History

United Kingdom
- Name: SS Inkosi
- Builder: Hall, Russell & Company, Aberdeen
- Launched: 2 October 1902
- Fate: Sunk on 28 March 1918

General characteristics
- Type: Steam merchant ship
- Tonnage: 3,661 tons
- Length: 350 ft

= SS Inkosi (1902) =

SS Inkosi was a 3661-ton British steamship built in 1902. She measured 350.2′ x 43.3′ x 20.0′ and weighed 3,661 gross tons, 2,274 net tons. Her triple expansion steam engine built by Hall Russell delivered 483 nhp. In 1911 she was purchased by the Charente Steamship Company of Liverpool and began operating out of that port predominantly employed on the Irish Sea routes. She was torpedoed and sunk during the First World War by the German U-boat SM U-96 on 28 March 1918, while on passage from Liverpool for Lamlash and Pernambuco with a general cargo and coal. Two gunners, Lieutenant Corporal W. N. Griffiths and Private S. A. Mahugh, held back manning the aft gun in case the submarine should show herself on the surface. By the time they abandoned ship the decks aft were awash, and the engine room was full of water. However, the ship was to remain stubbornly afloat until a periscope appeared, and the German submarine surfaced, finally sinking the Inkosi with her deck gun. Three crew were lost with the vessel.

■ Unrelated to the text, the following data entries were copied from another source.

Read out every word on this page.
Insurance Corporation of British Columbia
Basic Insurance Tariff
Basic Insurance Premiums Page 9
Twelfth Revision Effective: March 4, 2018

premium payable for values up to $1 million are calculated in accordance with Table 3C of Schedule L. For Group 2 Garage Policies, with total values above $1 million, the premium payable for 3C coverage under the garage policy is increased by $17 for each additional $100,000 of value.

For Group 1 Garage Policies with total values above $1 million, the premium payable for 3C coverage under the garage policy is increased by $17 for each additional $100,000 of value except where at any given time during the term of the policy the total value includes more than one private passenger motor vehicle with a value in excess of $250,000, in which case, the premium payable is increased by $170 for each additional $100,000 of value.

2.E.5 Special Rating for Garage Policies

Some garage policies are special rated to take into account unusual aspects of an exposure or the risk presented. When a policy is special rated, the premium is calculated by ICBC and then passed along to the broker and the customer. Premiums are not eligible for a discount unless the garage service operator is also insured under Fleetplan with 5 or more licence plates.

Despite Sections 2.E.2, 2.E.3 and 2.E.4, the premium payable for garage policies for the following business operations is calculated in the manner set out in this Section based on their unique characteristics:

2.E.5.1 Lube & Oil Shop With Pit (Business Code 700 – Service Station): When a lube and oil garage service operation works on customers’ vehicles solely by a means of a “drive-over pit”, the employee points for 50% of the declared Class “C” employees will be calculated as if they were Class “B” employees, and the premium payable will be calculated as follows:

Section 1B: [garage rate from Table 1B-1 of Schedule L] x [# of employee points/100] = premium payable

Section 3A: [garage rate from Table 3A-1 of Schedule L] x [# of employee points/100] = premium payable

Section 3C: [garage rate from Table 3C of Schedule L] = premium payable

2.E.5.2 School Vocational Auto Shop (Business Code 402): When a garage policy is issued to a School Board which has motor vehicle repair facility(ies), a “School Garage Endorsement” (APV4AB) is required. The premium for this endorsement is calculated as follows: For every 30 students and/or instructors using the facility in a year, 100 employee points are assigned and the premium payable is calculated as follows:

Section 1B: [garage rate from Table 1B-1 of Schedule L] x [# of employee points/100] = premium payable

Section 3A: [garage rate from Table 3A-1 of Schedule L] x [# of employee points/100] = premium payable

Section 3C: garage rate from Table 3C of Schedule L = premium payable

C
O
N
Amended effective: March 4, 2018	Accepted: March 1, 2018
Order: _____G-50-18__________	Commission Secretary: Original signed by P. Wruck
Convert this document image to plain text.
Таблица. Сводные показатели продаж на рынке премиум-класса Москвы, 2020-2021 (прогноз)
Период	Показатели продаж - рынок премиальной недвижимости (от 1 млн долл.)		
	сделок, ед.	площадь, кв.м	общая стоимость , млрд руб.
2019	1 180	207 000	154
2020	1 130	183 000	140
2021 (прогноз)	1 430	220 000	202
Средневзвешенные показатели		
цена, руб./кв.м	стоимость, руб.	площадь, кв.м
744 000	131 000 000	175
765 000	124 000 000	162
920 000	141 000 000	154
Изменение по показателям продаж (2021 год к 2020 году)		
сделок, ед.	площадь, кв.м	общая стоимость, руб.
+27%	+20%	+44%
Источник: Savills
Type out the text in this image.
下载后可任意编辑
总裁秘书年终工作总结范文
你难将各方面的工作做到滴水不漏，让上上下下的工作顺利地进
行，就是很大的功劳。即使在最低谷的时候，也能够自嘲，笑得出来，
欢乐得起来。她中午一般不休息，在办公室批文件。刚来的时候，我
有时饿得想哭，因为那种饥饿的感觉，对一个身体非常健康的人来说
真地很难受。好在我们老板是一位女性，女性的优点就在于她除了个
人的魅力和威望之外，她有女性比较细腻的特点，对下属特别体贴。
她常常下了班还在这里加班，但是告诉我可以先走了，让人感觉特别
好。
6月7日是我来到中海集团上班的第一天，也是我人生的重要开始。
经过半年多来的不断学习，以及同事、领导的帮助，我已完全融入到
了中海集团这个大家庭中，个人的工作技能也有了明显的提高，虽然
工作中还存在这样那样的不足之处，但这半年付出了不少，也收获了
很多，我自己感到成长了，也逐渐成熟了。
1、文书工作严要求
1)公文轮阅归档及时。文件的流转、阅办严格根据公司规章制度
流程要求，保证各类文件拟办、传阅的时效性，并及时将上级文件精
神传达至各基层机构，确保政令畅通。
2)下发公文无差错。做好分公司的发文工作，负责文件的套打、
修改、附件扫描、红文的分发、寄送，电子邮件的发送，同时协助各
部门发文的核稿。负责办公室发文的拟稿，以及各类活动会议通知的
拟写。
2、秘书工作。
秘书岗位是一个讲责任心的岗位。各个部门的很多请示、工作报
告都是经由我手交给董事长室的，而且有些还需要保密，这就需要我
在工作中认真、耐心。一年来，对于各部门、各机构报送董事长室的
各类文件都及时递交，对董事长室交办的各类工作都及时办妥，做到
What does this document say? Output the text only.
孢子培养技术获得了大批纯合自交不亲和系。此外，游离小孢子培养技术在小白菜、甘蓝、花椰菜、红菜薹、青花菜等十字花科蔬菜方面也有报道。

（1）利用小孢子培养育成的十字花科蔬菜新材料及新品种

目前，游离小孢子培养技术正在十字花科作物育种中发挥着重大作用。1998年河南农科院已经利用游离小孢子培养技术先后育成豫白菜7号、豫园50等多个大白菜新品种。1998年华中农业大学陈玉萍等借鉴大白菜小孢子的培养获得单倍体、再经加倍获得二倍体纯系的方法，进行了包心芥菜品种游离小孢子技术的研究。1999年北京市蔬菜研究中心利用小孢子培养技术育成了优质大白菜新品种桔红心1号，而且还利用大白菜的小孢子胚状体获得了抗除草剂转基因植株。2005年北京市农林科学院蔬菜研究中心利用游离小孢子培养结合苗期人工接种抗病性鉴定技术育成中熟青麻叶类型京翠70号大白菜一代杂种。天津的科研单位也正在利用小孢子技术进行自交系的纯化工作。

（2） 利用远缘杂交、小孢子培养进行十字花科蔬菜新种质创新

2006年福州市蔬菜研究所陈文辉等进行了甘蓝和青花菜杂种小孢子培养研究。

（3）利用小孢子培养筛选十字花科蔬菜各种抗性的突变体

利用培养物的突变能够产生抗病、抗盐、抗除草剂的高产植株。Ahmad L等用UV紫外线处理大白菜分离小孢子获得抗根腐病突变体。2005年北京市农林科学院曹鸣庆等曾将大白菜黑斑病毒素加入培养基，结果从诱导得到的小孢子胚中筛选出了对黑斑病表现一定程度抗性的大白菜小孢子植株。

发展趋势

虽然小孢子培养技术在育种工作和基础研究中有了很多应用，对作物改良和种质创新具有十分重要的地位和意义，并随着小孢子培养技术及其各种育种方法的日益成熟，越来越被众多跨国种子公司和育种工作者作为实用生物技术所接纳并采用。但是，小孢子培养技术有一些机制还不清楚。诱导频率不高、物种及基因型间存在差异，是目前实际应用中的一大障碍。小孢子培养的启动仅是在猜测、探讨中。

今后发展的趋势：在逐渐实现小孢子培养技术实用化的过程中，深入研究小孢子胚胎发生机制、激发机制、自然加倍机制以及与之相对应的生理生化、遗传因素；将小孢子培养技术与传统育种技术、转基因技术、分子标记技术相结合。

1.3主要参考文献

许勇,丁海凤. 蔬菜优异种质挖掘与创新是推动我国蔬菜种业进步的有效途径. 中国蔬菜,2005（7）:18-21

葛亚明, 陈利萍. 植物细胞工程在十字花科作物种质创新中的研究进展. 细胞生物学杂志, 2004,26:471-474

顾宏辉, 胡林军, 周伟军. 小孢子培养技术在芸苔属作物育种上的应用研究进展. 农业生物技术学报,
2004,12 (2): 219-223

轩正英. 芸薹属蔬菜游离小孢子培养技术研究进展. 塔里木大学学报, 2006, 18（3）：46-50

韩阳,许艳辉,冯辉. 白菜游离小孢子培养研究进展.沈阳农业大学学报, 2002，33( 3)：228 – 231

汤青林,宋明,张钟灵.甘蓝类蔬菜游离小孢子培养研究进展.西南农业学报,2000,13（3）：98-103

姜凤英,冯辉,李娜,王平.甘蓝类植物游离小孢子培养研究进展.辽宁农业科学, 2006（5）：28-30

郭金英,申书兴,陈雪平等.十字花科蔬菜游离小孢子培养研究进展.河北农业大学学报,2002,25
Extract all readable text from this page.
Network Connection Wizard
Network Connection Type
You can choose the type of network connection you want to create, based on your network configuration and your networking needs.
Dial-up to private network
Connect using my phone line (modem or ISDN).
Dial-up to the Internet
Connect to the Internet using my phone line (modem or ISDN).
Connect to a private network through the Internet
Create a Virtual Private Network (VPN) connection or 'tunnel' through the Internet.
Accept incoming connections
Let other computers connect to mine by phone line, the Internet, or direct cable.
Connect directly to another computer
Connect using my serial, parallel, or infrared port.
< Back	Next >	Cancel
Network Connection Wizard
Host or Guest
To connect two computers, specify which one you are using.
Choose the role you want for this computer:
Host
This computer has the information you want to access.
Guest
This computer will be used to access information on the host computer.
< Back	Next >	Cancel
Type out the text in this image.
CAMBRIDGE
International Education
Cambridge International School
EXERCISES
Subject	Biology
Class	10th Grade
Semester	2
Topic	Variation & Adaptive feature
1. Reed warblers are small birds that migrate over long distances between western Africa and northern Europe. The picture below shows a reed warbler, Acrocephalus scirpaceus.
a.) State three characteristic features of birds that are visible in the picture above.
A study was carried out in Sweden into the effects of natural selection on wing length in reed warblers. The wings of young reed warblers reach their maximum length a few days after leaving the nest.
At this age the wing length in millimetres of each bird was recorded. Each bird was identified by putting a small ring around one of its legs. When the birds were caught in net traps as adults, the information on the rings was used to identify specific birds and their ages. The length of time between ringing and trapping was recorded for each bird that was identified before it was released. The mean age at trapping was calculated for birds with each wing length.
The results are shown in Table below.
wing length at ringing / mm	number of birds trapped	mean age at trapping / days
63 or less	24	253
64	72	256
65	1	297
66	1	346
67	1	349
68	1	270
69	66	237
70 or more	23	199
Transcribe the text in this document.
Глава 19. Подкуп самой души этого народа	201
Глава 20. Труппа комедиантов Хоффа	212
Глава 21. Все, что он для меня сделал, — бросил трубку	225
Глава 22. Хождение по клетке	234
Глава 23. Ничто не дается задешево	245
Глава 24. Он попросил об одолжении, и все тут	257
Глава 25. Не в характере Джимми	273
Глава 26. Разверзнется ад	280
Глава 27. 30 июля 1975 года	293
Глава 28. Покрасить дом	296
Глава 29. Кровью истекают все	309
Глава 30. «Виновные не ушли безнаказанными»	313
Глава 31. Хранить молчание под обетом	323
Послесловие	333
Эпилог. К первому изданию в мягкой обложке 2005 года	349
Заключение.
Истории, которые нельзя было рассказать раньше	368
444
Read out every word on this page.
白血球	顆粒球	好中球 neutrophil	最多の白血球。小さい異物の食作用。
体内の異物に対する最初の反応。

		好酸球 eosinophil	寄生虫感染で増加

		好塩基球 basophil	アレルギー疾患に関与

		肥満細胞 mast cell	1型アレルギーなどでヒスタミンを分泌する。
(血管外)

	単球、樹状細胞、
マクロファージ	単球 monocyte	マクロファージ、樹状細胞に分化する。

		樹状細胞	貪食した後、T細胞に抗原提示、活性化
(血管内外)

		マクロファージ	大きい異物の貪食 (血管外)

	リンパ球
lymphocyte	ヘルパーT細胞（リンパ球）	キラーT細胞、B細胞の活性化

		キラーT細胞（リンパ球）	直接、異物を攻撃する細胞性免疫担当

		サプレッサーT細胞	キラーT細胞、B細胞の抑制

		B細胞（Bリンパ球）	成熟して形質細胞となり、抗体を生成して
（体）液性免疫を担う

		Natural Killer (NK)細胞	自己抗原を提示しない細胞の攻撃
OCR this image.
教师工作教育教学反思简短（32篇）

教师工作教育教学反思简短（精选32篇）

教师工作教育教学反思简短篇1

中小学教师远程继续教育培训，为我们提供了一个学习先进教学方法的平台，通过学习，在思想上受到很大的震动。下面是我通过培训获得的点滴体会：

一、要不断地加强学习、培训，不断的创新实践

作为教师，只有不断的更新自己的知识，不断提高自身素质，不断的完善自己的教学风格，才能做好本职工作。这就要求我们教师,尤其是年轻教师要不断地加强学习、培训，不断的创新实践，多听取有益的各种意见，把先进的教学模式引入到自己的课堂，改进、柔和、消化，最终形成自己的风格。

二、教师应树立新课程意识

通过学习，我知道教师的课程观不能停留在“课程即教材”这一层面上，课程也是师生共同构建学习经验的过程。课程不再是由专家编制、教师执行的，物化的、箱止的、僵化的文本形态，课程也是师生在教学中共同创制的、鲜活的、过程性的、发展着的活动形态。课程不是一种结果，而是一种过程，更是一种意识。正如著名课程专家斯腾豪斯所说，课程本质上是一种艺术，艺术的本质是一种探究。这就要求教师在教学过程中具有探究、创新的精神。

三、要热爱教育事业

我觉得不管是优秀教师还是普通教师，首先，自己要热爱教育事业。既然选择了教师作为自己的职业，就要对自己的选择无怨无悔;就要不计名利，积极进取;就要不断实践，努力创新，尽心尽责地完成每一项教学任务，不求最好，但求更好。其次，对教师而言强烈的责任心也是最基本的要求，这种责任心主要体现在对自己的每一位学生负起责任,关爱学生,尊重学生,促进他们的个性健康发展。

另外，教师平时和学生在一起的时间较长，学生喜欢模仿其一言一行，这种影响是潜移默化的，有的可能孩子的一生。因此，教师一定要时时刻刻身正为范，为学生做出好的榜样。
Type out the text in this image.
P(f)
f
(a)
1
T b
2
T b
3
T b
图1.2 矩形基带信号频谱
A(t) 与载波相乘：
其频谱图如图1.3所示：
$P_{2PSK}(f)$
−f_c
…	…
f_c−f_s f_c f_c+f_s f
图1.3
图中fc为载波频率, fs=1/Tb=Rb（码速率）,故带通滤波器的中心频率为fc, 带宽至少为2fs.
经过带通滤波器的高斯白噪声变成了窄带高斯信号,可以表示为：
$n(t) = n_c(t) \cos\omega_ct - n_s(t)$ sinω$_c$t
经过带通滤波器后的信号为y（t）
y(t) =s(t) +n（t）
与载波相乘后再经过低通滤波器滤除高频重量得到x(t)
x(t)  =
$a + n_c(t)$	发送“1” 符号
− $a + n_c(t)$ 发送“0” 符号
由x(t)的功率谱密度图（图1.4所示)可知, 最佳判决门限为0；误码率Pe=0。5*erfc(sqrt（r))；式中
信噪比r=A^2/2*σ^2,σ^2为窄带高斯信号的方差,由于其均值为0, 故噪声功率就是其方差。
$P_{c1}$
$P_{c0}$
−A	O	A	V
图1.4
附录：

The wreck now lies 6½ miles south of Burrow Head in Scotland. (12½ miles NNW of Point of Ayr, Isle of Man, 34 miles west of Whitehaven, England).
GPS position	 54° 35.463N	004° 24.884W

Largely intact, other than a split about ½ way down (due to the torpedo blast) and considerable collapse of superstructure, she lies on her starboard side at approx 45° with her bow pointing to the SE. The wreck is occasionally dived on.